Involving men in menstruation is one way to smash patriarchy. Browsing through Uger’s online photo gallery, one finds men huddled together stitching pads. Half of their trainers are men and it is compulsory for all male members of the project to learn how to make Uger pads. One-third of their training sessions are for the men in the villages they visit.

Men stitching pads as part of Jatan Sansthan's Uger project (Pic courtesy: Jatan Sansthan)

These initiatives literally walk extra miles to reach out to women. Magalir Mattum, based in Tamil Nadu, offers free cloth pads to women living in tiny scattered villages in Thiruvalloor district. Each village would be 5 km away from its nearest neighbour, sometimes 10 km away from a bus stop and 20 km away from a retail store. Its founder D Priya says, “I believe that cloth pads should be given free of cost, as reproductive health is a birth right. We have come across women resorting to unhygienic practices as they cannot afford to keep aside 10 ps for their menstrual needs. Once, a woman shared that she had been washing and reusing disposable sanitary napkins. That’s why we give them cloth pads for free. They can use it for at least 12 cycles. After this, we replace it.”

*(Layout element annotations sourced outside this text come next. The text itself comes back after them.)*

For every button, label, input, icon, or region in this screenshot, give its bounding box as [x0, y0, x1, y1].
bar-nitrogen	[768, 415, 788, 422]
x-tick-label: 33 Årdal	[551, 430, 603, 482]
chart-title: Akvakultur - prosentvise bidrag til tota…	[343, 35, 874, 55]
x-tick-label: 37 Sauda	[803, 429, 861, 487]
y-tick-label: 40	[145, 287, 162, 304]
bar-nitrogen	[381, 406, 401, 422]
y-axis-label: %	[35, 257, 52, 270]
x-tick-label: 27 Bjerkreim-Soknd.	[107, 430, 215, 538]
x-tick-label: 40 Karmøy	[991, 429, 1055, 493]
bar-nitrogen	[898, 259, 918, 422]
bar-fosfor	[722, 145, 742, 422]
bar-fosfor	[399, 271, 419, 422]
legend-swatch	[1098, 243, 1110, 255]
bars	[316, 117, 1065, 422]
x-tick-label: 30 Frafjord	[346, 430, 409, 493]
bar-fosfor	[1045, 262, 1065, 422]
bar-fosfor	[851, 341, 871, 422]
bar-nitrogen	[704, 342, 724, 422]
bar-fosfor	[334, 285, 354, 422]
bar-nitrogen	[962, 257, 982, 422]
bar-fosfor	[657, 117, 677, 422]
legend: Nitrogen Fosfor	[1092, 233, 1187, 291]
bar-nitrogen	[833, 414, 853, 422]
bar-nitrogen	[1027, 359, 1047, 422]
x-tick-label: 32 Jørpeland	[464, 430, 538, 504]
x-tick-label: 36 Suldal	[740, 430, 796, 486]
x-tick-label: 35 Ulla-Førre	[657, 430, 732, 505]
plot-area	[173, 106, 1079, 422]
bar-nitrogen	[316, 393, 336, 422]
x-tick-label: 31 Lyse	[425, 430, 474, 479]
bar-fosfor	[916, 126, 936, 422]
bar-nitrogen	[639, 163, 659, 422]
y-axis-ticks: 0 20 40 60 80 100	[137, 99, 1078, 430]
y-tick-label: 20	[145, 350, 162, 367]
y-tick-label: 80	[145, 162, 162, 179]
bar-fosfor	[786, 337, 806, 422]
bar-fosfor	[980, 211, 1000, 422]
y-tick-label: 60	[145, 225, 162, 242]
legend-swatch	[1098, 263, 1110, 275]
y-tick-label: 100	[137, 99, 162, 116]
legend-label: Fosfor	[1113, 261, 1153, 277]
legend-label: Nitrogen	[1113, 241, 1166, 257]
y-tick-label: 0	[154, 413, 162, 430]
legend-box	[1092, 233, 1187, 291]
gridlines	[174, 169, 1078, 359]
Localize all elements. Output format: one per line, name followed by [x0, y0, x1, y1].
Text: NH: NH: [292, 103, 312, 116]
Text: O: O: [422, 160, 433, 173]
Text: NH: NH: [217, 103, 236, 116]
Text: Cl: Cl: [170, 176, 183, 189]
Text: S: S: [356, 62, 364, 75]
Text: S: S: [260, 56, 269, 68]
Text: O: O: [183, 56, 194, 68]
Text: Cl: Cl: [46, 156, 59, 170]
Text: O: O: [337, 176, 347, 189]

These campaigns find it difficult to convince governments, as most are more inclined to promote DSN. But consistent dialogues have helped start many sustainable menstruation initiatives. The Department of North East Region with IIT Madras, Jatan Sansthan and Eco Femme have launched cloth pad production units in all eight North Eastern states.

But there is a lot more that the government has to do if it is indeed serious about menstrual health, says D Priya. “To begin with, are there toilets every 10 km? Are there enough women’s health centres?” she asks.

After learning about these wonderful initiatives, one cannot help think of Period. End of Sentence. as a shallow narrative. How snugly it fits the pitiful trope of sanitary napkins saving the day for poor women in rural India. Before another tweet shames a menstruator for using cloth, let’s steer this conversation in the right direction.